The Grace In the City – What’s a city? Bibically, they were settlements of one or two thousand people. The best definition is a mixed use walkable human settlement with density and diversity. They must have an economic base, a cultural base, a residential base (livable space), and a legal/political base. When all of these four bases of civilization are mixed in walkable distances from each other with a density of people and diversity, a city exists. It is because of the density, diversity, and societal mix that creates culture. The opposite of this is seperate economic/residential/work/legal zones that do not intermix. We call these suburbs. A suburb is an italian buffet while a city is a pizza [CB – Tim’s analogy is making me hungry!}. This is why Paul spent his time in cities. Cities put people next to each other who are very similar and very different…community both ways.

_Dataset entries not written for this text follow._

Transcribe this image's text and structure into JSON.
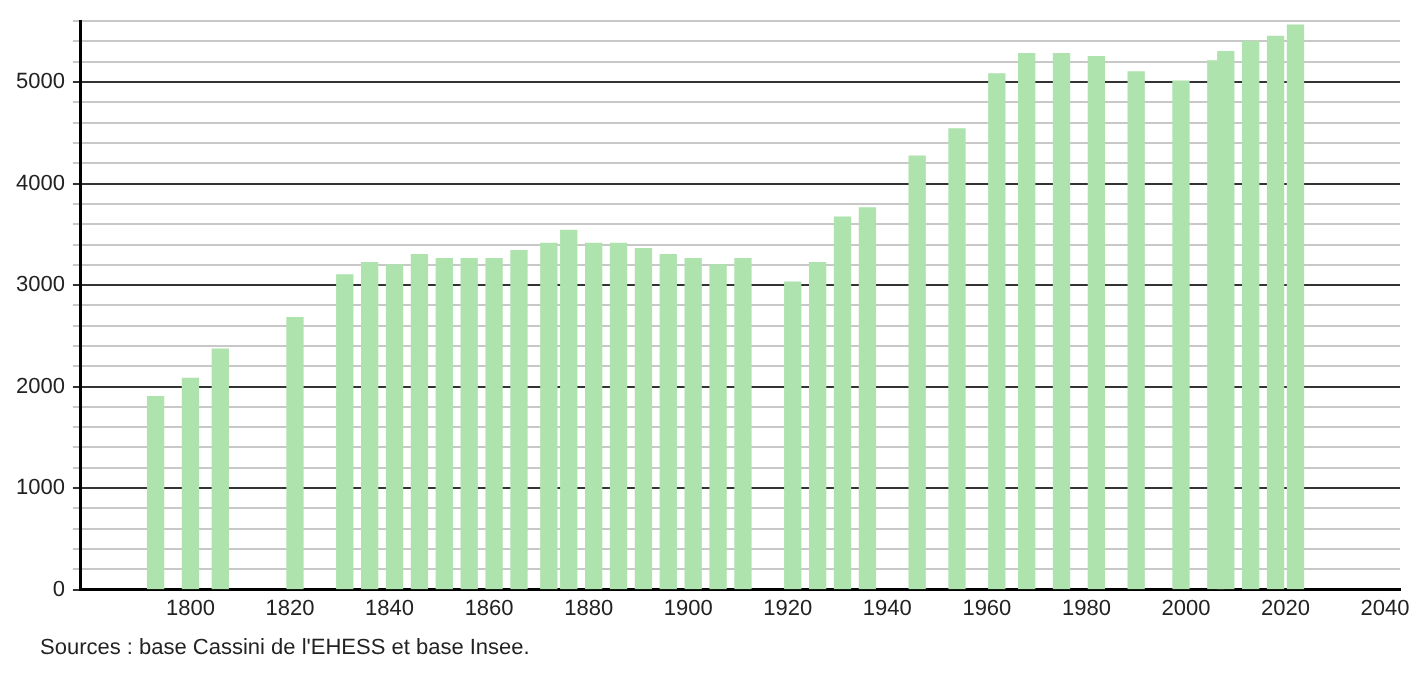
{
  "chart_data": {
    "type": "bar",
    "x": [
      1793,
      1800,
      1806,
      1821,
      1831,
      1836,
      1841,
      1846,
      1851,
      1856,
      1861,
      1866,
      1872,
      1876,
      1881,
      1886,
      1891,
      1896,
      1901,
      1906,
      1911,
      1921,
      1926,
      1931,
      1936,
      1946,
      1954,
      1962,
      1968,
      1975,
      1982,
      1990,
      1999,
      2006,
      2008,
      2013,
      2018,
      2022
    ],
    "series": [
      {
        "color": "#aee3ae",
        "values": [
          1900,
          2080,
          2370,
          2680,
          3100,
          3220,
          3200,
          3300,
          3260,
          3260,
          3260,
          3340,
          3410,
          3540,
          3410,
          3410,
          3360,
          3300,
          3260,
          3200,
          3260,
          3030,
          3220,
          3670,
          3760,
          4270,
          4540,
          5080,
          5280,
          5280,
          5250,
          5100,
          5010,
          5210,
          5300,
          5400,
          5450,
          5560
        ]
      }
    ],
    "xlim": [
      1778,
      2043
    ],
    "xticks": [
      1800,
      1820,
      1840,
      1860,
      1880,
      1900,
      1920,
      1940,
      1960,
      1980,
      2000,
      2020,
      2040
    ],
    "ylim": [
      0,
      5600
    ],
    "yticks": [
      0,
      {
        "value": 200,
        "label": null
      },
      {
        "value": 400,
        "label": null
      },
      {
        "value": 600,
        "label": null
      },
      {
        "value": 800,
        "label": null
      },
      1000,
      {
        "value": 1200,
        "label": null
      },
      {
        "value": 1400,
        "label": null
      },
      {
        "value": 1600,
        "label": null
      },
      {
        "value": 1800,
        "label": null
      },
      2000,
      {
        "value": 2200,
        "label": null
      },
      {
        "value": 2400,
        "label": null
      },
      {
        "value": 2600,
        "label": null
      },
      {
        "value": 2800,
        "label": null
      },
      3000,
      {
        "value": 3200,
        "label": null
      },
      {
        "value": 3400,
        "label": null
      },
      {
        "value": 3600,
        "label": null
      },
      {
        "value": 3800,
        "label": null
      },
      4000,
      {
        "value": 4200,
        "label": null
      },
      {
        "value": 4400,
        "label": null
      },
      {
        "value": 4600,
        "label": null
      },
      {
        "value": 4800,
        "label": null
      },
      5000,
      {
        "value": 5200,
        "label": null
      },
      {
        "value": 5400,
        "label": null
      },
      {
        "value": 5600,
        "label": null
      }
    ],
    "grid": "y",
    "annotations": [
      "Sources : base Cassini de l'EHESS et base Insee."
    ]
  }
}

The Grace For the City – Two types of grace needed, particularly in the city:

Love – Jonah didn’t have love for Ninevah. God said He loved the city because there were so many people there. Love requires unselfishness. Expense, patience, mobility, and endurance all go up in urban areas. A city requires from you, and needs you to give, more love. Christians have to be the loving, moral, justice-seeking presence in the dense human centers of cities.

Humility – Diversity dictates that people who don’t know you and your ways, nor appreciate you, are always in your face. This requires a humility of love to live and get along. It is much harder to live an unexamined life. When we learn how to become citizens of the city of God, we become better citizens of this city.

When we are good citizens, we impact the city, and the city impacts us.